What is believed to be the original Stars and Stripes - the 13-star flag sewn by Betsy Ross - was first flown during the 1777 Battle of Cooch's Bridge in Delaware. The battlefield, featuring a monument, cannon and plaque, is in Newark.
Horseshoe crabs, which flock to the Delaware coast every May to mate, can go for up to a year without eating. That's probably how their species has been able to survive since the days of the dinosaur. Thousands of shorebirds descend on the area to fill up on the crabs' eggs, attracting birders from throughout the region.
At the Delaware History Museum in Wilmington, visitors can view the world's largest frying pan. The pan was used to cook chicken from 1950 through 1988 at the Delmarva Chicken Festival. It holds 180 gallons of cooking oil, and can cook up to 800 quarters of chicken at one time.
In 1880, the 87-foot Fenwick Island Lighthouse on Fenwick Island was repainted. The cost? Five dollars ...
The Delaware Toy and Miniature Museum in Wilmington contains what is thought to be the world's largest collection of miniature vases, some dating back to 600 B.C.
Fisher's Popcorn on Fenwick Island has received orders from as far away as Vietnam and Indonesia for its caramel corn.

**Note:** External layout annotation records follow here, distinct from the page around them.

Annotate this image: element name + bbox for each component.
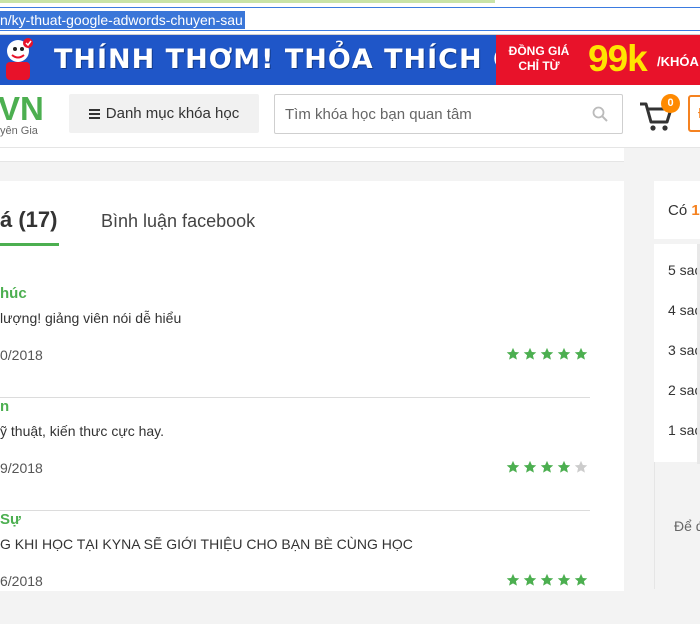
site-logo[interactable]: VN bbox=[0, 90, 44, 128]
star-filled-icon bbox=[540, 460, 554, 473]
tab-reviews[interactable]: á (17) bbox=[0, 207, 57, 233]
star-filled-icon bbox=[523, 573, 537, 586]
review-date: 9/2018 bbox=[0, 460, 43, 476]
promo-caption: ĐỒNG GIÁ CHỈ TỪ bbox=[504, 44, 574, 74]
review-prompt-box: Để đ bbox=[654, 462, 700, 589]
site-logo-tagline: yên Gia bbox=[0, 125, 38, 137]
review-text: ỹ thuật, kiến thưc cực hay. bbox=[0, 423, 165, 439]
star-filled-icon bbox=[574, 573, 588, 586]
site-header: VN yên Gia Danh mục khóa học 0 Đ bbox=[0, 85, 700, 148]
tab-facebook-comments[interactable]: Bình luận facebook bbox=[101, 211, 255, 232]
search-box[interactable] bbox=[274, 94, 623, 134]
review-prompt-text: Để đ bbox=[674, 518, 700, 534]
review-text: lượng! giảng viên nói dễ hiểu bbox=[0, 310, 182, 326]
rating-summary-text: Có 1 bbox=[668, 202, 700, 219]
star-filled-icon bbox=[523, 460, 537, 473]
active-tab-indicator bbox=[0, 243, 59, 246]
search-icon[interactable] bbox=[592, 106, 608, 122]
promo-price: 99k bbox=[588, 38, 648, 79]
rating-row-2[interactable]: 2 sao bbox=[668, 382, 700, 398]
summary-prefix: Có bbox=[668, 202, 692, 219]
rating-row-5[interactable]: 5 sao bbox=[668, 262, 700, 278]
rating-stars bbox=[506, 347, 588, 361]
course-category-label: Danh mục khóa học bbox=[105, 105, 240, 122]
reviews-tabs: á (17) Bình luận facebook bbox=[0, 181, 624, 247]
rating-row-3[interactable]: 3 sao bbox=[668, 342, 700, 358]
star-filled-icon bbox=[523, 347, 537, 360]
star-filled-icon bbox=[557, 460, 571, 473]
promo-unit: /KHÓA bbox=[657, 54, 699, 69]
star-filled-icon bbox=[574, 347, 588, 360]
reviewer-name: Sự bbox=[0, 511, 21, 528]
star-filled-icon bbox=[557, 573, 571, 586]
review-date: 0/2018 bbox=[0, 347, 43, 363]
cart-count-badge: 0 bbox=[661, 94, 680, 113]
search-input[interactable] bbox=[285, 104, 585, 124]
header-shadow-strip bbox=[0, 148, 624, 162]
star-empty-icon bbox=[574, 460, 588, 473]
star-filled-icon bbox=[506, 347, 520, 360]
rating-summary: Có 1 bbox=[654, 181, 700, 239]
star-filled-icon bbox=[557, 347, 571, 360]
reviewer-name: n bbox=[0, 398, 10, 415]
reviewer-name: húc bbox=[0, 285, 27, 302]
reviews-panel: á (17) Bình luận facebook húc lượng! giả… bbox=[0, 181, 624, 591]
course-category-button[interactable]: Danh mục khóa học bbox=[69, 94, 259, 133]
star-filled-icon bbox=[506, 460, 520, 473]
promo-line-1: ĐỒNG GIÁ bbox=[508, 44, 570, 58]
review-item: n ỹ thuật, kiến thưc cực hay. 9/2018 bbox=[0, 398, 590, 511]
mascot-illustration bbox=[0, 35, 40, 85]
rating-row-4[interactable]: 4 sao bbox=[668, 302, 700, 318]
menu-icon bbox=[88, 108, 100, 119]
review-date: 6/2018 bbox=[0, 573, 43, 589]
review-item: Sự G KHI HỌC TẠI KYNA SẼ GIỚI THIỆU CHO … bbox=[0, 511, 590, 624]
rating-stars bbox=[506, 460, 588, 474]
promo-banner[interactable]: THÍNH THƠM! THỎA THÍCH CHỌN ĐỒNG GIÁ CHỈ… bbox=[0, 35, 700, 85]
rating-breakdown: 5 sao 4 sao 3 sao 2 sao 1 sao bbox=[654, 244, 700, 462]
url-field[interactable]: n/ky-thuat-google-adwords-chuyen-sau bbox=[0, 7, 700, 31]
url-text-selected[interactable]: n/ky-thuat-google-adwords-chuyen-sau bbox=[0, 11, 245, 29]
star-filled-icon bbox=[540, 573, 554, 586]
promo-line-2: CHỈ TỪ bbox=[518, 59, 560, 73]
browser-address-bar: n/ky-thuat-google-adwords-chuyen-sau bbox=[0, 0, 700, 35]
review-text: G KHI HỌC TẠI KYNA SẼ GIỚI THIỆU CHO BẠN… bbox=[0, 536, 413, 552]
summary-count: 1 bbox=[691, 202, 700, 219]
login-button[interactable]: Đ bbox=[688, 95, 700, 132]
review-item: húc lượng! giảng viên nói dễ hiểu 0/2018 bbox=[0, 285, 590, 398]
rating-row-1[interactable]: 1 sao bbox=[668, 422, 700, 438]
tab-strip-accent bbox=[0, 0, 495, 3]
rating-stars bbox=[506, 573, 588, 587]
star-filled-icon bbox=[540, 347, 554, 360]
star-filled-icon bbox=[506, 573, 520, 586]
banner-price-badge: ĐỒNG GIÁ CHỈ TỪ 99k /KHÓA bbox=[496, 35, 700, 85]
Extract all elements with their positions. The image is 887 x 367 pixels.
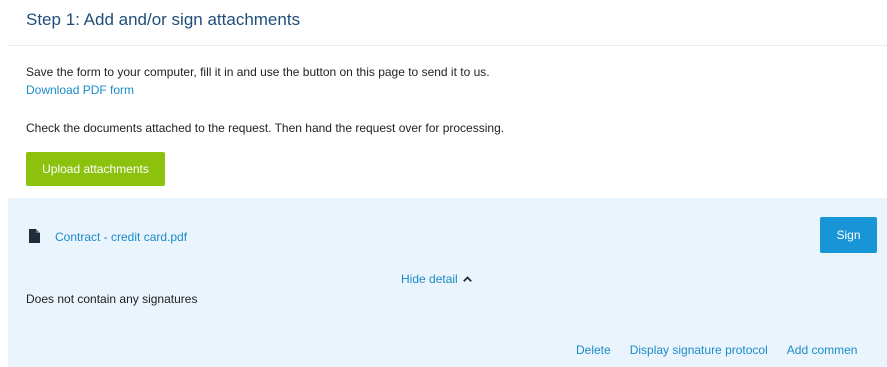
upload-attachments-button[interactable]: Upload attachments (26, 152, 165, 186)
download-pdf-link[interactable]: Download PDF form (26, 83, 134, 97)
hide-detail-toggle[interactable]: Hide detail (401, 272, 472, 286)
file-icon (29, 229, 40, 243)
sign-button[interactable]: Sign (820, 217, 877, 253)
delete-link[interactable]: Delete (576, 343, 611, 357)
display-signature-protocol-link[interactable]: Display signature protocol (630, 343, 768, 357)
attachment-actions: Delete Display signature protocol Add co… (576, 343, 857, 357)
step-title: Step 1: Add and/or sign attachments (26, 10, 301, 29)
hide-detail-label: Hide detail (401, 272, 458, 286)
instructions-text: Save the form to your computer, fill it … (26, 65, 490, 79)
signature-status: Does not contain any signatures (26, 292, 198, 306)
attachment-file-link[interactable]: Contract - credit card.pdf (55, 230, 187, 244)
divider (8, 45, 887, 46)
attachments-step-page: Step 1: Add and/or sign attachments Save… (0, 0, 887, 367)
check-documents-text: Check the documents attached to the requ… (26, 121, 505, 135)
chevron-up-icon (462, 276, 472, 282)
add-comment-link[interactable]: Add commen (787, 343, 858, 357)
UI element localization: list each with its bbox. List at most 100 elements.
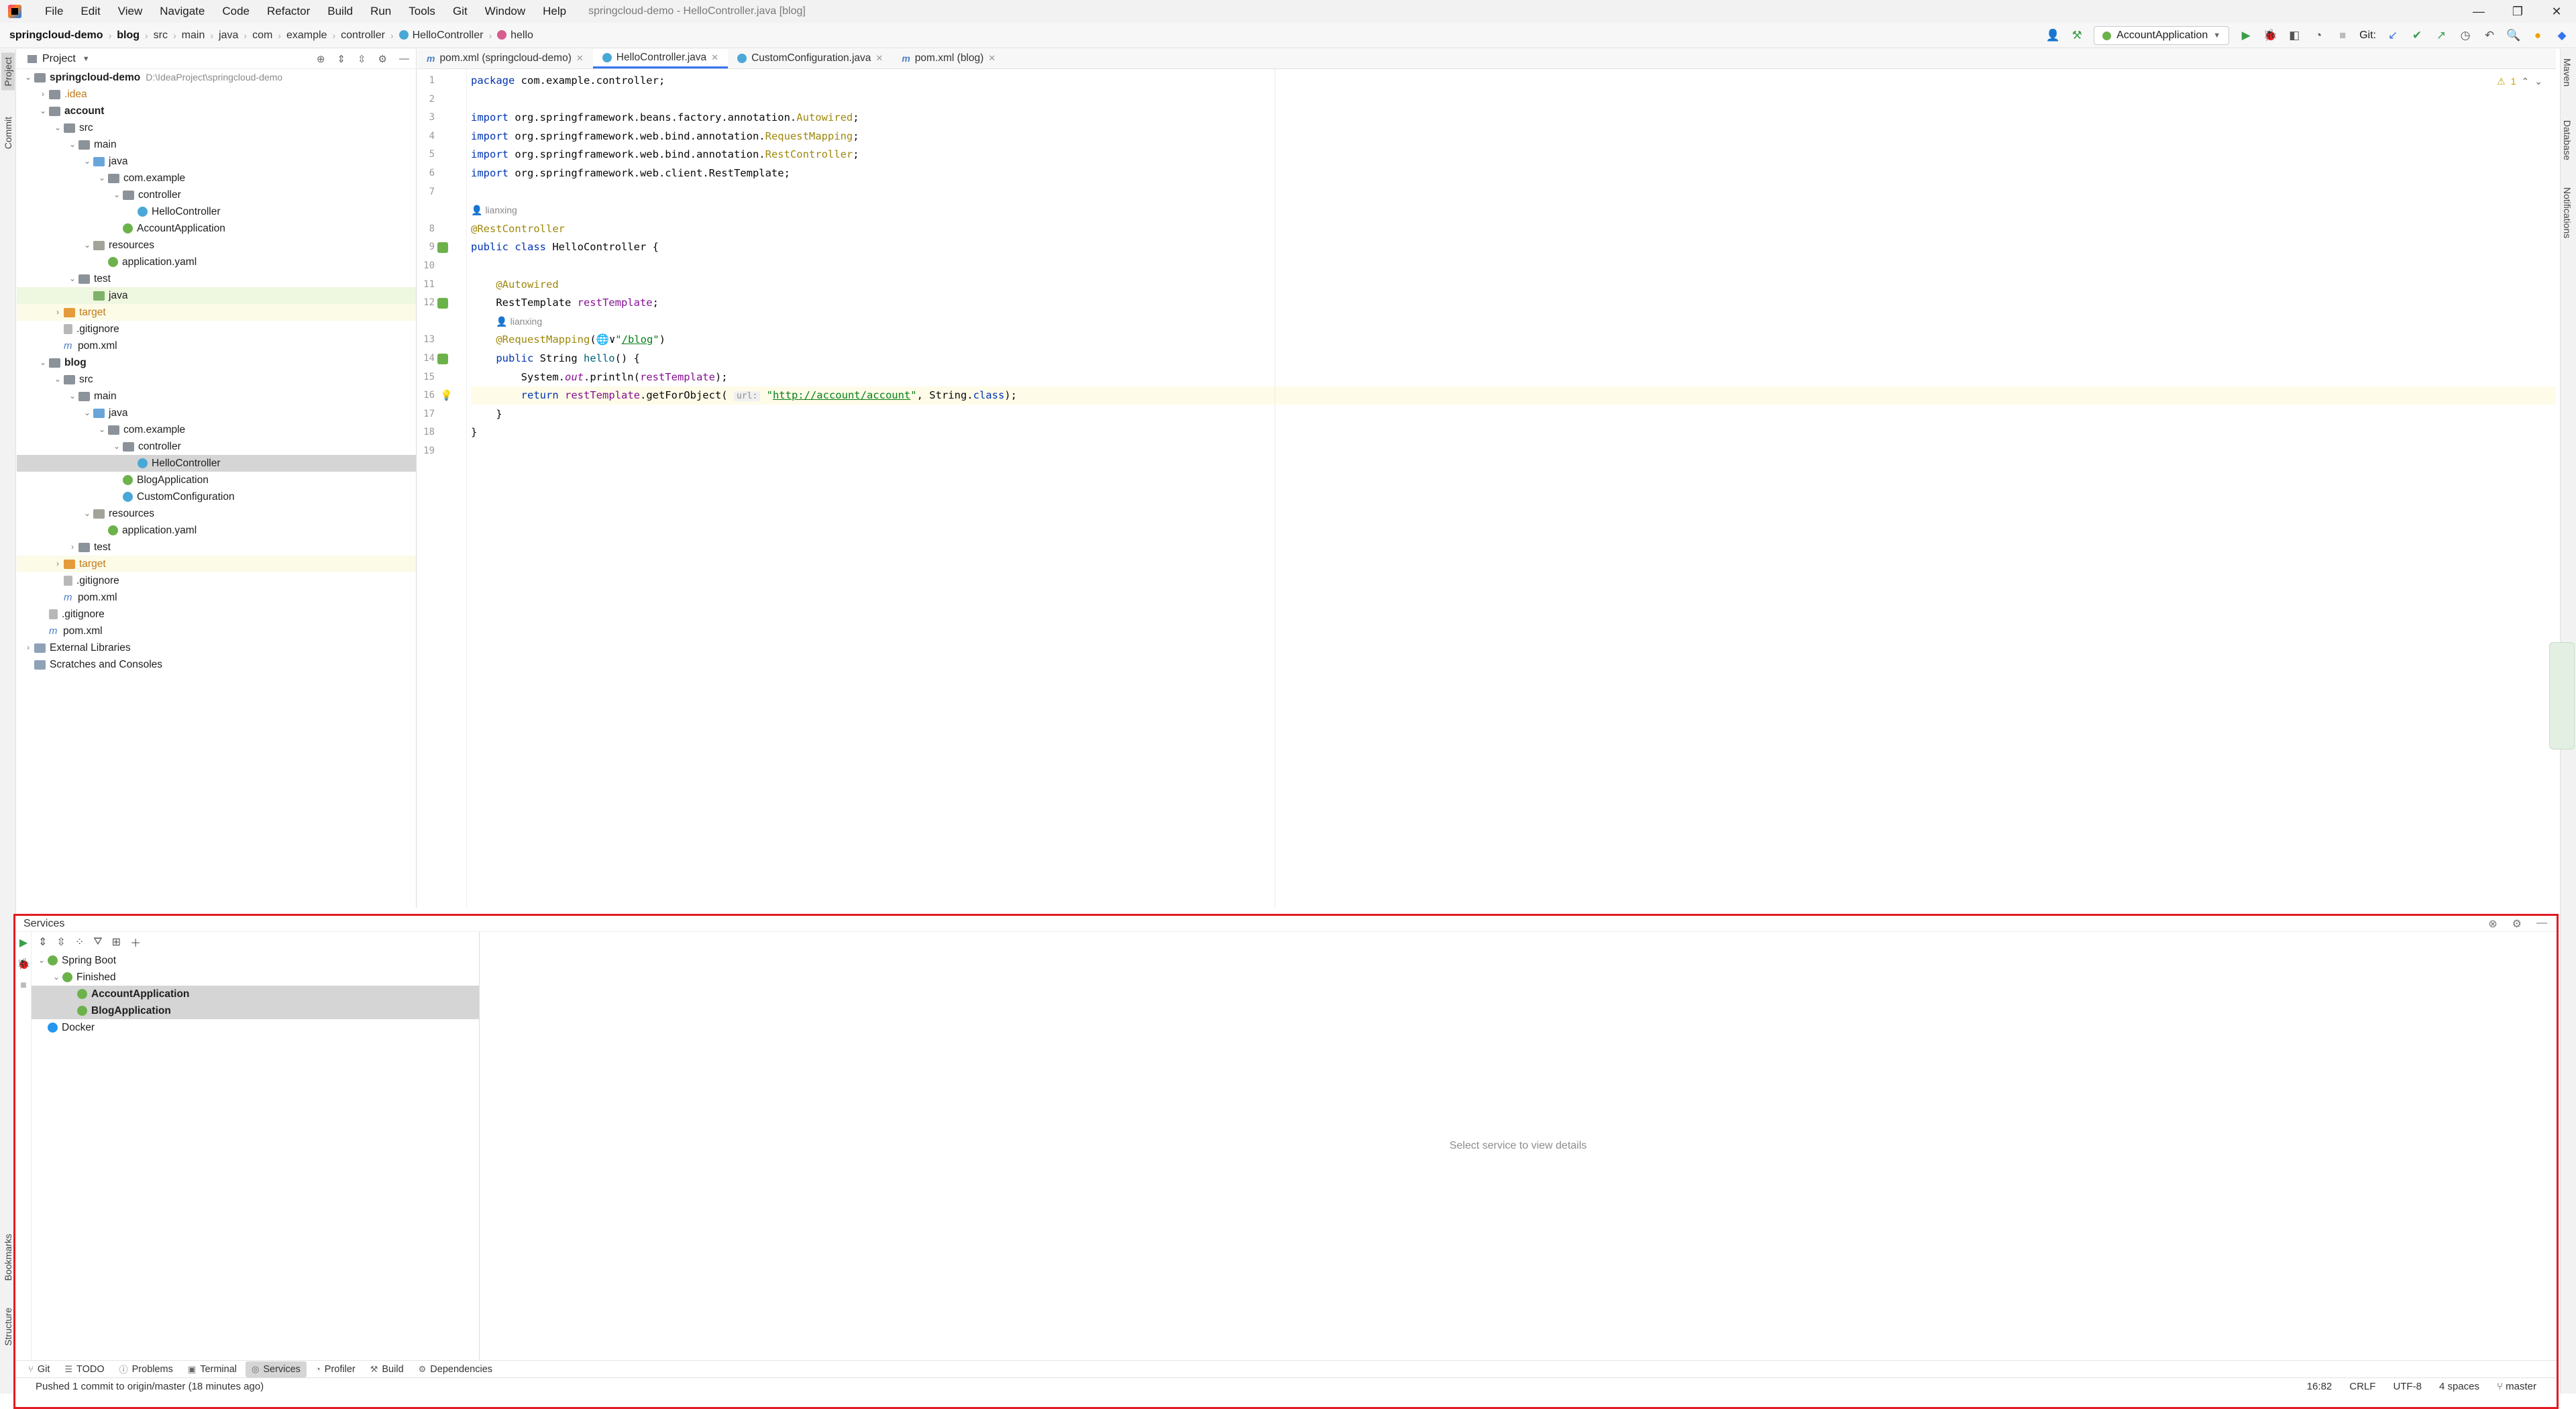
- vtab-notifications[interactable]: Notifications: [2561, 183, 2574, 242]
- hide-icon[interactable]: —: [2536, 917, 2547, 931]
- code-line[interactable]: package com.example.controller;: [471, 72, 665, 90]
- vtab-project[interactable]: Project: [1, 53, 15, 91]
- chevron-down-icon[interactable]: ⌄: [81, 505, 93, 522]
- tool-tab-git[interactable]: ⑂ Git: [22, 1361, 56, 1377]
- menu-code[interactable]: Code: [213, 0, 258, 23]
- chevron-down-icon[interactable]: ⌄: [66, 270, 78, 287]
- chevron-down-icon[interactable]: ⌄: [111, 438, 123, 455]
- restore-button[interactable]: ❐: [2498, 0, 2537, 23]
- tree-item[interactable]: CustomConfiguration: [17, 488, 416, 505]
- close-button[interactable]: ✕: [2537, 0, 2576, 23]
- stop-icon[interactable]: ■: [15, 975, 32, 996]
- code-line[interactable]: System.out.println(restTemplate);: [471, 368, 728, 386]
- chevron-down-icon[interactable]: ⌄: [37, 103, 49, 119]
- code-line[interactable]: 👤 lianxing: [471, 313, 542, 331]
- tool-tab-build[interactable]: ⚒ Build: [364, 1361, 410, 1377]
- chevron-right-icon[interactable]: ›: [37, 86, 49, 103]
- vtab-maven[interactable]: Maven: [2561, 54, 2574, 91]
- chevron-down-icon[interactable]: ⌄: [81, 405, 93, 421]
- intention-bulb-icon[interactable]: 💡: [440, 389, 453, 401]
- code-line[interactable]: 👤 lianxing: [471, 201, 517, 219]
- updates-icon[interactable]: ●: [2530, 28, 2545, 43]
- new-tab-icon[interactable]: ⊞: [112, 935, 121, 949]
- tree-item[interactable]: ⌄ account: [17, 103, 416, 119]
- status-message[interactable]: Pushed 1 commit to origin/master (18 min…: [36, 1381, 264, 1392]
- tree-item[interactable]: java: [17, 287, 416, 304]
- tree-item[interactable]: › External Libraries: [17, 639, 416, 656]
- breadcrumb-item[interactable]: hello: [497, 30, 533, 42]
- tree-item[interactable]: .gitignore: [17, 572, 416, 589]
- tree-item[interactable]: HelloController: [17, 455, 416, 472]
- close-tab-icon[interactable]: ✕: [988, 53, 996, 64]
- tree-item[interactable]: ⌄ java: [17, 153, 416, 170]
- menu-run[interactable]: Run: [362, 0, 400, 23]
- line-separator[interactable]: CRLF: [2349, 1381, 2375, 1392]
- stop-icon[interactable]: ■: [2335, 28, 2350, 43]
- chevron-down-icon[interactable]: ⌄: [81, 153, 93, 170]
- caret-position[interactable]: 16:82: [2307, 1381, 2332, 1392]
- tree-item[interactable]: ⌄ controller: [17, 187, 416, 203]
- tree-item[interactable]: ⌄ resources: [17, 237, 416, 254]
- menu-navigate[interactable]: Navigate: [151, 0, 213, 23]
- breadcrumb-item[interactable]: java: [219, 30, 238, 42]
- inspection-widget[interactable]: ⚠ 1 ⌃ ⌄: [2497, 76, 2542, 87]
- menu-edit[interactable]: Edit: [72, 0, 109, 23]
- code-line[interactable]: RestTemplate restTemplate;: [471, 294, 659, 312]
- chevron-down-icon[interactable]: ⌄: [96, 421, 108, 438]
- menu-build[interactable]: Build: [319, 0, 362, 23]
- service-item[interactable]: BlogApplication: [32, 1002, 479, 1019]
- code-line[interactable]: public class HelloController {: [471, 238, 659, 256]
- vtab-bookmarks[interactable]: Bookmarks: [1, 1230, 15, 1285]
- spring-bean-gutter-icon[interactable]: [437, 354, 448, 364]
- tool-tab-dependencies[interactable]: ⚙ Dependencies: [413, 1361, 498, 1377]
- profile-icon[interactable]: ◔: [2311, 28, 2326, 43]
- user-icon[interactable]: 👤: [2045, 28, 2060, 43]
- build-hammer-icon[interactable]: ⚒: [2070, 28, 2084, 43]
- tool-tab-todo[interactable]: ☰ TODO: [58, 1361, 110, 1377]
- tree-item[interactable]: ⌄ src: [17, 371, 416, 388]
- tool-tab-terminal[interactable]: ▣ Terminal: [182, 1361, 243, 1377]
- debug-icon[interactable]: 🐞: [15, 953, 32, 975]
- tree-item[interactable]: ⌄ main: [17, 136, 416, 153]
- collapse-all-icon[interactable]: ⇳: [56, 935, 65, 949]
- close-tab-icon[interactable]: ✕: [711, 52, 718, 63]
- breadcrumb-item[interactable]: HelloController: [398, 30, 483, 42]
- minimize-button[interactable]: —: [2459, 0, 2498, 23]
- chevron-down-icon[interactable]: ⌄: [37, 354, 49, 371]
- chevron-down-icon[interactable]: ⌄: [81, 237, 93, 254]
- tree-item[interactable]: m pom.xml: [17, 337, 416, 354]
- menu-tools[interactable]: Tools: [400, 0, 444, 23]
- breadcrumb-item[interactable]: com: [252, 30, 272, 42]
- git-branch[interactable]: ⑂ master: [2497, 1381, 2536, 1392]
- menu-file[interactable]: File: [36, 0, 72, 23]
- tree-item[interactable]: ⌄ com.example: [17, 421, 416, 438]
- tree-item[interactable]: m pom.xml: [17, 589, 416, 606]
- tree-item[interactable]: HelloController: [17, 203, 416, 220]
- tree-item[interactable]: ⌄ main: [17, 388, 416, 405]
- locate-icon[interactable]: ⊕: [317, 53, 325, 65]
- chevron-up-icon[interactable]: ⌃: [2522, 76, 2530, 87]
- run-icon[interactable]: ▶: [15, 932, 32, 953]
- tree-item[interactable]: AccountApplication: [17, 220, 416, 237]
- vtab-commit[interactable]: Commit: [1, 113, 15, 153]
- chevron-down-icon[interactable]: ⌄: [50, 969, 62, 986]
- chevron-down-icon[interactable]: ▼: [83, 55, 90, 63]
- tool-tab-services[interactable]: ◎ Services: [245, 1361, 307, 1377]
- service-item[interactable]: ⌄ Spring Boot: [32, 952, 479, 969]
- chevron-right-icon[interactable]: ›: [52, 556, 64, 572]
- menu-view[interactable]: View: [109, 0, 152, 23]
- tree-item[interactable]: BlogApplication: [17, 472, 416, 488]
- tree-item[interactable]: ⌄ src: [17, 119, 416, 136]
- coverage-icon[interactable]: ◧: [2287, 28, 2302, 43]
- gear-icon[interactable]: ⚙: [2512, 917, 2522, 931]
- git-update-icon[interactable]: ↙: [2385, 28, 2400, 43]
- editor-tab[interactable]: HelloController.java ✕: [592, 48, 729, 68]
- breadcrumb-item[interactable]: main: [182, 30, 205, 42]
- chevron-down-icon[interactable]: ⌄: [2534, 76, 2542, 87]
- chevron-right-icon[interactable]: ›: [22, 639, 34, 656]
- tree-item[interactable]: application.yaml: [17, 522, 416, 539]
- menu-help[interactable]: Help: [534, 0, 575, 23]
- editor-tab[interactable]: CustomConfiguration.java ✕: [728, 48, 892, 68]
- code-line[interactable]: @RestController: [471, 220, 565, 238]
- tree-item[interactable]: application.yaml: [17, 254, 416, 270]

One of the 6,500 artifacts on display at Fenwick Island's Discover Sea Museum is the Noon Cannon, circa 1640. Originally placed on a sundial base, this small bronze cannon is the predecessor to today's alarm clocks. To use, you would first place a small charge of gun powder in the barrel, then move the barrel on the sun dial to the time you needed to get up. When the sun reached the correct position, it would shine through a lens over the touch hole of the cannon, setting off the charge.
The cargo bay of the C-5 Galaxy airplane at Dover Air Force Base can hold six Greyhound buses.